Gli ostacoli che invece si parano davanti alla giovane Elly si manifestano nelle forma più concreta di Matteo Renzi, Carlo Calenda e Giuseppe Conte. Il PD si trova nella scomoda posizione di essere sotto pressione su più fronti. Dal centro la nuova segreteria viene indicata come estremista e non è un caso che Carlo Calenda e Matteo Renzi si siano affrettati a dichiarare di volere fondare un nuovo partito subito dopo la vittoria della Schlein, sperando di raccogliere i moderati che potrebbero soffrire le posizioni della nuova segretaria. A sinistra, il Partito Democratico dovrà fare i conti con il M5S decidendo sin da subito se un’eventuale alleanza con i grillini sia volta a costruire una coalizione stabile di centrosinistra o, auspicio felice, a fagocitare il movimento di Grillo riassorbendo e riportando a casa gli elettori perduti.
Infine, il compito più complesso, Elly Schlein dovrà assumersi l’onere di sfidare Giorgia Meloni e un centrodestra in continua ascesa. Nel farlo, la segretaria dovrà stare ben attenta a non cadere in un’altra trappola, quella della retorica dell’antifascismo. Giorgia Meloni in questi primi mesi di governo si è mossa con la cautela di una lince: nessuna dichiarazione fuori posto, un continuo e paziente lavorio per accreditarsi come affidabile interlocutore sui tavoli internazionali. Su tutti i temi più spinosi di politica interna ha mandato a schiantare alleati, ministri e scherani, cercando di non restare invischiata nelle polemiche. Difficile quindi che la retorica dell’estremismo di destra possa fare presa.
Ma in Giorgia Meloni, paradossalmente, Elly Schlein può vedere un modello. Anche la Meloni era accreditata come estremista ma ha fatto di questo la sua forza politica, trasformando la radicalità delle proprie idee in esempio di coerenza. Quando era all’opposizione del governo Draghi, la Meloni non ha esitato a votare i decreti di aiuti militari all’Ucraina proposti dal Governo, preferendo la chiarezza delle proprie idee ad un’opposizione preconcetta. La neosegretaria potrebbe fare la stessa cosa, imbastendo una linea politica dura e coerente senza però sfociare in polemiche pregiudizievoli che ne minerebbero la credibilità.
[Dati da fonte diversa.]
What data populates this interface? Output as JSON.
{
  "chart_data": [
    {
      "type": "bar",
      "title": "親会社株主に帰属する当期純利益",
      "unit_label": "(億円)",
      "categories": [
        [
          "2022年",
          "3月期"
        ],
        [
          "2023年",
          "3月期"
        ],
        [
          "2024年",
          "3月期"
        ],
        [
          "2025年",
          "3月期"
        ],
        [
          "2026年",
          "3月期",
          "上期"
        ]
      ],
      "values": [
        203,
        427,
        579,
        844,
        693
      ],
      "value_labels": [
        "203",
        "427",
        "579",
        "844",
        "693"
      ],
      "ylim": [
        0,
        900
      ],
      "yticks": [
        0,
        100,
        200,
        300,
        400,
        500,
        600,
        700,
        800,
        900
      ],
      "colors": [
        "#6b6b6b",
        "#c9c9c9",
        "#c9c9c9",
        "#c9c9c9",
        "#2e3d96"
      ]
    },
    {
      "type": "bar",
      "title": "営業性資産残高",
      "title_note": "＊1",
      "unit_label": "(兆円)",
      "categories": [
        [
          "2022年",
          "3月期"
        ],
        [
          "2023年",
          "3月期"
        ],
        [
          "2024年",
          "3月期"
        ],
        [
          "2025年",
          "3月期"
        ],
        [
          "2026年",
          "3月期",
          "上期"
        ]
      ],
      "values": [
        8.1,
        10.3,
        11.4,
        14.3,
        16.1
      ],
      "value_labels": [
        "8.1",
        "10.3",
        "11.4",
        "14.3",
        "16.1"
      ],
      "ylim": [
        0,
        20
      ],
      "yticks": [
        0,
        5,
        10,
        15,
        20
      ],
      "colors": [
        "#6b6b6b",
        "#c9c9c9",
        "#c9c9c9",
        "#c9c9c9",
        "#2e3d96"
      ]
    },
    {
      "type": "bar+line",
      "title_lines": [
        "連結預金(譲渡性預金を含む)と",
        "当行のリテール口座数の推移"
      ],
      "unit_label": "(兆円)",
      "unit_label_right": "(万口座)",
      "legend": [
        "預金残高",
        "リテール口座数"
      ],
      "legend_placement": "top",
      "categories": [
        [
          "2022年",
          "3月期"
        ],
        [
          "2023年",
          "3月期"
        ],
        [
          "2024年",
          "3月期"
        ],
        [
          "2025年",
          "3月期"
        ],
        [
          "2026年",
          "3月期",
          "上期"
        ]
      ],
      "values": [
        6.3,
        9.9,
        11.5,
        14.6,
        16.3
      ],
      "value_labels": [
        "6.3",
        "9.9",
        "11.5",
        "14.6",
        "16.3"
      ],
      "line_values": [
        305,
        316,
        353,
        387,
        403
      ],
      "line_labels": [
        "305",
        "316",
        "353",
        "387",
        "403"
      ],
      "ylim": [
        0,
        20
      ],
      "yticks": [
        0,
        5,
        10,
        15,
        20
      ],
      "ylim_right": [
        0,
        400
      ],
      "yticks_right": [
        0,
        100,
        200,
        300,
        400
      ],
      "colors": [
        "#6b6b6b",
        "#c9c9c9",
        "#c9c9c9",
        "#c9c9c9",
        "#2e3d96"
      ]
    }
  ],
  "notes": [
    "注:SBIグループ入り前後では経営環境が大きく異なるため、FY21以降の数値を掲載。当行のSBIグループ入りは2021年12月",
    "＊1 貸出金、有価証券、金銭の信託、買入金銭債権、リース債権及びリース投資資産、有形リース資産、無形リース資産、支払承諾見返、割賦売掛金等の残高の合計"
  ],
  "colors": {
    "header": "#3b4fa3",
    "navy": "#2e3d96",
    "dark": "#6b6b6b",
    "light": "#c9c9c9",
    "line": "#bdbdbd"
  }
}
La vittoria di Elly Schlein non è una rivoluzione. Lo sarà se la neosegretaria saprà ben interpretare il compito per cui è stata eletta: far riemergere la vocazione sociale e di sinistra del PD senza però stravolgerne la natura. Alchimia complessa e pericolosa, il rischio di deflagrazione è alto. Indipendentemente da come la si pensa, ci si deve augurare che la giovane Elly riesca, così da poter tornare, in Italia, ad una contrapposizione politica sana, fondata sul confronto tra due idee chiare e distinte di società piuttosto che sull’accastellarsi di ombre e chiaroscuri che rendono di difficile comprensione l’agone politico e allontanano gli elettori dalle Istituzioni. E questa sì che sarebbe una rivoluzione.